Stella Marisová, faire découvrir la Tchéquie aux Français par le chant

Stella Marisová, photo: Archives de Stella Marisová

Soprano et présidente de l’Association franco-tchèque d'Aquitaine, Stella Marisová a accompagné récemment ses élèves pour quelques jours à Prague. Ce stage culturel leur a permis d’interpréter des œuvres classiques tchèques ainsi que de la chanson française, notamment d’Edith Piaf, lors d’un concert au conservatoire Jana Deyla. Ancienne soliste de l’Opéra de Prague, Stella Marisová est désormais professeure à Bordeaux, où elle s’est donnée pour mission de promouvoir la culture tchèque. Défi audacieux, mais réussi selon elle.

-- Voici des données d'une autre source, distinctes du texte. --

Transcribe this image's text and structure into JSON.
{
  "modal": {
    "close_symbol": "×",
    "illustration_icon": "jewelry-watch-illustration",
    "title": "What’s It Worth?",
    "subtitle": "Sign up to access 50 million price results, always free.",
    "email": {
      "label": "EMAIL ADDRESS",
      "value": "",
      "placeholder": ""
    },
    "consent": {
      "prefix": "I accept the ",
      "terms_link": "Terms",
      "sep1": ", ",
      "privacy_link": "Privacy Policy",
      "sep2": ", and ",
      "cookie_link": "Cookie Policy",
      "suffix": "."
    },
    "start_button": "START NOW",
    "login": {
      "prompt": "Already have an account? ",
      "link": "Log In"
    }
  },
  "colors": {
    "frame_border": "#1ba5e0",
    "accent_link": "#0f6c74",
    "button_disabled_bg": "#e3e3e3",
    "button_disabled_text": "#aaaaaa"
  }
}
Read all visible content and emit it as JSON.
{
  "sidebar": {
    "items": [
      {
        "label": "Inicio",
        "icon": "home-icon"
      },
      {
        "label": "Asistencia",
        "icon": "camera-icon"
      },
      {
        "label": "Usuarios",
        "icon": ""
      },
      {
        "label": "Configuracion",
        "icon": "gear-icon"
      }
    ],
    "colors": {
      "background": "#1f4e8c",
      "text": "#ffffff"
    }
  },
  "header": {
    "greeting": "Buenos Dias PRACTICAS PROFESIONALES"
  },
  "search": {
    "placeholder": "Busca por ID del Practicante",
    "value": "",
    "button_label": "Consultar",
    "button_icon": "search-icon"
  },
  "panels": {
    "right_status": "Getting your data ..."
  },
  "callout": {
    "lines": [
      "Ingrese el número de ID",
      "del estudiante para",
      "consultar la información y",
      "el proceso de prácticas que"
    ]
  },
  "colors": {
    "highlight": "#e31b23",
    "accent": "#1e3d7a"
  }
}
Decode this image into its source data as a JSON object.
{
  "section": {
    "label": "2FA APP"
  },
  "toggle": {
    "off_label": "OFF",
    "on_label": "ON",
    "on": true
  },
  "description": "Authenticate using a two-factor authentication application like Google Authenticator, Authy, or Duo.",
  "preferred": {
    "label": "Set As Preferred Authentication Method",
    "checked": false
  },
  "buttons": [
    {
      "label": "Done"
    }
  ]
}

Bordeaux,  photo: Langladure,  CC BY-SA 3.0 Unported
« Quand je suis arrivée à Bordeaux, au milieu des années 1990, personne ne savait situer la République tchèque. En tant que chanteuse lyrique, j’ai proposé à Bordeaux et en France un répertoire tchèque. Je rencontrais souvent des gens qui me demandaient ‘C’est la Tchétchénie ? Où ça se trouve la Tchéquie ?’. Il n’y avait pas beaucoup de connaissances sur ce sujet. Prague à l’époque n’était pas très à la mode, ça l’est devenu après. »

Cela séduit-il les Bordelais et les Français en général ? Cela a-t-il un impact en France ?

« Oui, bien-sûr, cela séduit, car, au bout de quelques mois seulement, j’avais déjà soixante-dix personnes dans mon association. Après, avec les années, les gens partent, d’autres reviennent. Aujourd’hui, nous comptons à nouveau soixante-dix personnes. Je pense que c’est très bien pour une association. »

La musique tchèque est-elle susceptible de trouver des influences françaises et vice-versa ?

« Pour la musique tchèque, on peut parler de folklore lorsqu’il s’agit de la musique populaire. La République tchèque est coupée en deux, l’influence musicale de Prague est similaire à celle de Paris. En Moravie en revanche, la musique va plutôt vers le slave, vers le russe, vers une certaine nostalgie. C’est une autre façon de créer la musique populaire. Cela montre qu’il y a une autre attitude entre musiciens, donc on s’influence bien sûr. La musique classique trouve généralement ses sources dans la musique populaire en pays tchèques. Par contre, les Français ne s’inspirent pas autant de la musique populaire. Au contraire, j’ai l’impression que, d’une certaine façon, la musique populaire est un peu rejetée. »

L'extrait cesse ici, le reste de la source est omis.